V100's 125 TFLOPS FP16 and NVLink suit simulations requiring high throughput and multi-GPU scaling over RTX 4070.
Frequently Asked Questions
Which GPU has more VRAM: RTX 4070 or V100?▾
V100 offers 16-32 GB HBM2, exceeding RTX 4070's 12 GB GDDR6X. This makes V100 preferable for memory-bound tasks. RTX 4070 suffices for models fitting within 12 GB.
RTX 4070 vs V100: which is cheaper in the cloud?▾
RTX 4070 starts at $0.07/hr with $0.19/hr average across 9 offers, versus V100's $0.10/hr start and $0.94/hr average over 72 offers. RTX 4070 provides better value for most users.
Is V100 better for AI training than RTX 4070?▾
V100's 125 TFLOPS FP16 outperforms RTX 4070's 29.1 TFLOPS for mixed-precision training.

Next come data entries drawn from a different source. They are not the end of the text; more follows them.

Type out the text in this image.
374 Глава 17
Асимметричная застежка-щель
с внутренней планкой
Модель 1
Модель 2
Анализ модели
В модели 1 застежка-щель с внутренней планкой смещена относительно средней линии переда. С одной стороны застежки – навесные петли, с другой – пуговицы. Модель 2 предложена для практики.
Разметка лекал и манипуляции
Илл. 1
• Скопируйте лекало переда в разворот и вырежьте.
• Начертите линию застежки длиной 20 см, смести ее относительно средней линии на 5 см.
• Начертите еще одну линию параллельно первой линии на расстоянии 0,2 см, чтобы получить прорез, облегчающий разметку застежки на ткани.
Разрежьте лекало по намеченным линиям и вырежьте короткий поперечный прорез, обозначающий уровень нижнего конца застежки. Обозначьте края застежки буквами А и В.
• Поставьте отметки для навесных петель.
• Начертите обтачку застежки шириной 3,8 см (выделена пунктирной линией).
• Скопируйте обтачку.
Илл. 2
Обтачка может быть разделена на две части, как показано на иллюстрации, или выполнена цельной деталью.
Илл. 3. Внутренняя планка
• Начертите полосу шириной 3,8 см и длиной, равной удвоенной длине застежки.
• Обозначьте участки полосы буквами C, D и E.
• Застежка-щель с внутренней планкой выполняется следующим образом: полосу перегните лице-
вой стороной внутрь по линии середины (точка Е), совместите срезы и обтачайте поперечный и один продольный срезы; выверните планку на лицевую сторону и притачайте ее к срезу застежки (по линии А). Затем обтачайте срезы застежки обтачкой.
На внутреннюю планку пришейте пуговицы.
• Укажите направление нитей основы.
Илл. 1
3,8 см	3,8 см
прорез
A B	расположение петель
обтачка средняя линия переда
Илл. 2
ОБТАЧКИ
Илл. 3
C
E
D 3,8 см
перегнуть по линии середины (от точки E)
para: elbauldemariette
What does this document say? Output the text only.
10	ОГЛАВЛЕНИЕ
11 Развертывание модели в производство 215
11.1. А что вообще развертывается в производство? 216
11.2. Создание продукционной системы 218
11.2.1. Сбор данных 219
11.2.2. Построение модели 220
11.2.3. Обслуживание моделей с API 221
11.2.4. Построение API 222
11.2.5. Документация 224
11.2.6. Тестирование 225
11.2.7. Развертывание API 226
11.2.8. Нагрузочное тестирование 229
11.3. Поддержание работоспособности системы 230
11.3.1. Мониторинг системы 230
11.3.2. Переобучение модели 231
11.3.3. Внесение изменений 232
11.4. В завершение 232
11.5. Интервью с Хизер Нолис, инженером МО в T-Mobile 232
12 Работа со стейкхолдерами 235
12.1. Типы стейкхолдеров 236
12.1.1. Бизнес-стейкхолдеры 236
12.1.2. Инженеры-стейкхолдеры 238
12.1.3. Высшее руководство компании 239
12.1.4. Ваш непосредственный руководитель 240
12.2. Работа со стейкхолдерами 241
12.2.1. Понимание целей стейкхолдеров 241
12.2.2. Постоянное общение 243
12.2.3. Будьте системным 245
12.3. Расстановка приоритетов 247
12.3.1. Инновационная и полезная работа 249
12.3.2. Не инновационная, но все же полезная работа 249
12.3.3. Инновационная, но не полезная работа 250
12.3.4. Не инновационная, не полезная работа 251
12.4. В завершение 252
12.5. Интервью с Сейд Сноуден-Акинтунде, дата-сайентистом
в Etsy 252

However, RTX 4070's balanced FP32 suits inference better.
What is the memory bandwidth difference between RTX 4070 and V100?▾
V100 delivers 900 GB/s with HBM2, double RTX 4070's 504 GB/s GDDR6X. Higher bandwidth on V100 aids large batch sizes in training.
RTX 4070 TDP vs V100 TDP?▾
RTX 4070 consumes 200W TDP, lower than V100's 300W. This efficiency lowers cloud power costs for RTX 4070 in extended workloads.
Can RTX 4070 replace V100 for ML workloads?▾
RTX 4070 replaces V100 effectively for inference and lighter training at lower cost, but V100's higher FP16 and VRAM remain superior for heavy LLM tasks.
Which is cheaper to rent, the RTX 4070 or the V100?▾
Cloud rental prices for both the RTX 4070 and V100 vary by provider, configuration, and availability. This page shows live pricing from 25+ providers updated every 60 seconds. Scroll to the Live Cloud Pricing section to compare current rates.
How much VRAM does the RTX 4070 have compared to the V100?▾
The RTX 4070 has 12 GB of GDDR6X memory. The V100 has 16 to 32 GB of HBM2 memory.
Can I find RTX 4070 and V100 GPUs available to rent right now?▾
Yes. This page shows real-time availability across 25+ cloud GPU providers. The Live Cloud Pricing section displays only in-stock offers with current pricing.
What is the main difference between the RTX 4070 and the V100?▾
The RTX 4070 uses the Ada Lovelace architecture (2023) while the V100 uses Volta (2017). The V100 delivers 4.3x the FP16 throughput and 1.8x the memory bandwidth of the RTX 4070.